Lone Wildlife Watching

Old ex railway carrages at Whitton were wonderful for swallows nests in my childhood, 30 odd years later still standing...just.
At lunch we were discussing possible ideas for NHU inserts to the ONE Show. And in the middle of this a topic came up, which has been flexing my braincells for a while: Namely, watching wildlife on one's own. I've never worried about wandering hill and dale on my own.

As a child, I used to leave the house before breakfast and return when it was dark. During the week, wandering the fields at the back of our house in West Boldon, sometimes collecting eggs on the way - tut tut.

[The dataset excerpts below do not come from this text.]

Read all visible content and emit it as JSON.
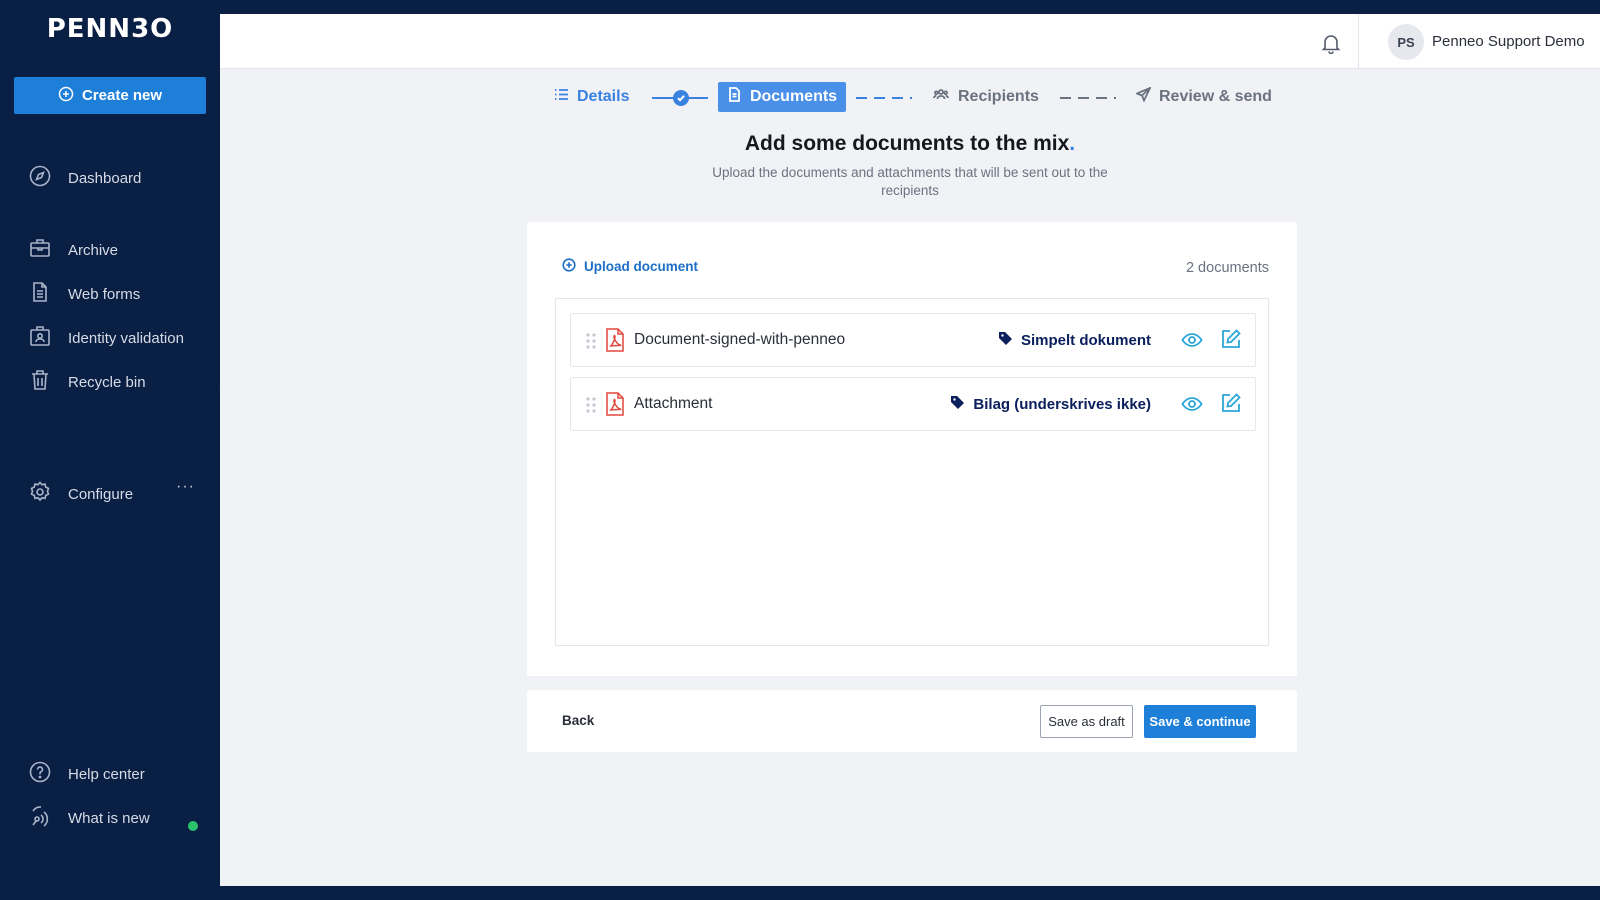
{
  "app": {
    "logo_text": "PENN3O"
  },
  "sidebar": {
    "create_label": "Create new",
    "items": [
      {
        "label": "Dashboard",
        "icon": "compass-icon"
      },
      {
        "label": "Archive",
        "icon": "briefcase-icon"
      },
      {
        "label": "Web forms",
        "icon": "document-icon"
      },
      {
        "label": "Identity validation",
        "icon": "id-card-icon"
      },
      {
        "label": "Recycle bin",
        "icon": "trash-icon"
      },
      {
        "label": "Configure",
        "icon": "gear-icon"
      },
      {
        "label": "Help center",
        "icon": "help-icon"
      },
      {
        "label": "What is new",
        "icon": "broadcast-icon"
      }
    ],
    "configure_more": "···"
  },
  "header": {
    "avatar_initials": "PS",
    "user_name": "Penneo Support Demo"
  },
  "stepper": {
    "steps": [
      {
        "label": "Details",
        "state": "done"
      },
      {
        "label": "Documents",
        "state": "active"
      },
      {
        "label": "Recipients",
        "state": "pending"
      },
      {
        "label": "Review & send",
        "state": "pending"
      }
    ]
  },
  "main": {
    "title": "Add some documents to the mix",
    "title_dot": ".",
    "subtitle": "Upload the documents and attachments that will be sent out to the recipients",
    "upload_label": "Upload document",
    "document_count": "2 documents",
    "documents": [
      {
        "name": "Document-signed-with-penneo",
        "type": "Simpelt dokument"
      },
      {
        "name": "Attachment",
        "type": "Bilag (underskrives ikke)"
      }
    ]
  },
  "footer": {
    "back_label": "Back",
    "draft_label": "Save as draft",
    "continue_label": "Save & continue"
  },
  "colors": {
    "sidebar_bg": "#0a1f44",
    "accent": "#1e7fd9",
    "step_active": "#4a8fe8",
    "tag_color": "#0a1f5c",
    "icon_cyan": "#2aa7d6",
    "pdf_red": "#e0463a",
    "status_online": "#2bc46a"
  }
}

Or at weekends down on the Coquet watching the huge trout which was always there under Lady's Bridge, trudging over the Simonsides looking for Ring Ousels (yes even then I looked for them), looking at Swallow nests in the old railway huts at Whitton, or best of all going to the Thrum and watching the Dippers while carving my name in the rocks. Actually it was while down there I met a old man, who lived on the Cragside Estate at Pethfoot Lodge well before it became part of the National Trust. No idea who he was, but he fed birds from his hands, and I used to watch him in awe, as they pecked away. I never had the nerve to do it myself. A splendid introduction to wildlife, and what a childhood.

So it came as a surprise to me many years ago when people used to say to me when leading walks or surveys, this is lovely, I always feel worried about wandering in the countryside on my own, it's so nice to go with someone who knows where to go. Lately, a few women have said the same to me when we've chatted at Sand Bay. It's a sad state of affairs when people, not just women feel worried about going out on their own to watch wildlife. Absolutely nothing wrong of group activity, but I just feel so priveledged to have had the opportunity to be wild and free, at a time when no one worried where I was from dawn to dusk.